Datada de 20 de outubro de 1931, Durval relata a Freud todo o acontecimento em torno de Langsner, inclusive sua proclamada intenção de instalar em São Paulo "um sanatório para o tratamento das doenças nervosas".
Durval se desculpa com Freud por incomodá-lo a respeito. Coisa que, segundo ele, não faria se Langsner não tivesse se apresentado como seu "amigo íntimo" e não tivesse "feito uso de seu nome e do da psicanálise nos anúncios que ele faz, a todo momento, de suas virtudes médicas e teatrais".
Durval escreve: "Há muito tempo eu tento, com muito esforço e sacrifício pessoal, criar no meio da classe médica de São Paulo uma idéia justa e elevada da psicanálise, o que, felizmente, começa-se a obter, já que ela não é mais, entre nós, a opinião delirante de uma meia dúzia de loucos, sendo agora bastante bem compreendida pelos mais distintos companheiros, que não apenas a aceitam teoricamente mas a recomendam como método terapêutico".
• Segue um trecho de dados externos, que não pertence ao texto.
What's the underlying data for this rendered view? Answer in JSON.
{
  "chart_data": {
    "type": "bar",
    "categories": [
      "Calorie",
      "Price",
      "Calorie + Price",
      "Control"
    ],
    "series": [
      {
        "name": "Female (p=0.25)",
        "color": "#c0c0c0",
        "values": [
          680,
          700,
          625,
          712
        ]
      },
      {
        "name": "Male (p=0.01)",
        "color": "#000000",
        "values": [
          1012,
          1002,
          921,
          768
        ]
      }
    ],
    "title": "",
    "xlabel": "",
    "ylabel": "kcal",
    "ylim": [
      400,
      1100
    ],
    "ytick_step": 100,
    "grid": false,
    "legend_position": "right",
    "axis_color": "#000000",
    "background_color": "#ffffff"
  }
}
Para Durval, a atitude de Langsner, ao jogar com o prestígio alcançado pelo nome de Freud, comprometeria "uma boa parte do trabalho frutuoso" exercido pelos psicanalistas de São Paulo.
Durval encerra sua carta, solicitando a Freud a gentileza de enviar sua opinião sobre Langsner como psicanalista, "para que possa, assim, documentar com eficácia algum esclarecimento que eu venha a fazer diante da opinião pública de São Paulo, já que me parece necessário desfazer confusões e mal entendidos sobre a psicanálise, e combater possíveis acusações de seus adversários".
Freud redige sua resposta (veja cópia nesta página) cerca de 45 dias depois da carta de Durval, em 15 de novembro: "Prezado Senhor Professor, pela presente autorizo-o a declarar publicamente, da forma que lhe parecer mais apropriada, que eu não conheço (Freud sublinha a frase) um Dr. Maximiliam Langsner de Viena, e que só tomei conhecimento da existência dele através de sua carta. Minhas cordiais saudações, Freud".
A psicanálise no Brasil estava salva.